How get list of codepages from string


I have string with different codepages: string multi = "EnglishРусский日本語";

I need to return list of codepages:

int[] GetCodePage(string multi)
{
   return new int[] {1252, 1251, 932};
}

Solution

  • From your comments, it seems that your problem is different.

    If you only need to check if a filename (a string) uses only characters from the "default codepage" (the Windows api uses unicode plus a single non unicode codepage, that is the default codepage for non-unicode programs), then it is quite simple.
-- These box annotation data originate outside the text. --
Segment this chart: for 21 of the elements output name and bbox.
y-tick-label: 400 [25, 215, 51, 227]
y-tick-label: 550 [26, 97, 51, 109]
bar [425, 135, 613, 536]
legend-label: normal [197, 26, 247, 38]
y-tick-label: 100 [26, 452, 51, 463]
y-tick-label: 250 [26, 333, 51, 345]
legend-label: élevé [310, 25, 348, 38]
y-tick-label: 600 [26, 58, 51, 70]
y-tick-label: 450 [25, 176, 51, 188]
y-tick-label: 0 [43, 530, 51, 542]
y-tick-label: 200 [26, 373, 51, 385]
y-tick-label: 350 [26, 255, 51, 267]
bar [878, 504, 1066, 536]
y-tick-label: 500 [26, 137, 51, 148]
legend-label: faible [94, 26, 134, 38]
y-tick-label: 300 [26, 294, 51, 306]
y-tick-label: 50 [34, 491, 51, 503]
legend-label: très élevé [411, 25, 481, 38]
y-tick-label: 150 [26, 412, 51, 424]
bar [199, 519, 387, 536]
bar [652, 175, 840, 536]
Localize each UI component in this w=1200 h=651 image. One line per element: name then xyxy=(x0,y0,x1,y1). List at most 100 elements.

Encoding.Default is the Windows non-unicode codepage.

    public static void Main()
    {
        Console.WriteLine(Encoding.Default.BodyName);
    
        // I live in Italy, we use the Windows-1252 as the default codepage 
        Console.WriteLine(CanBeEncoded(Encoding.Default, "Hello world àèéìòù"));
    
        Console.WriteLine(CanBeEncoded(Encoding.Default, "Русский"));
    }
    

    and the interesting code:

    public static bool CanBeEncoded(Encoding enc, string str)
    {
        // We want to modify the Encoding, so we have to clone it
        enc = (Encoding)enc.Clone();
        enc.EncoderFallback = new EncoderExceptionFallback();
    
        try
        {
            enc.GetByteCount(str);
        }
        catch (EncoderFallbackException)
        {
            return false;
        }
    
        return true;        
    }
    

    Note that this code could be optimized. Using an exception to check for the fact that the string can be encoded isn't optimal (but it is easy to write :-) ). A better solution would be to subclass the EncoderFallback class.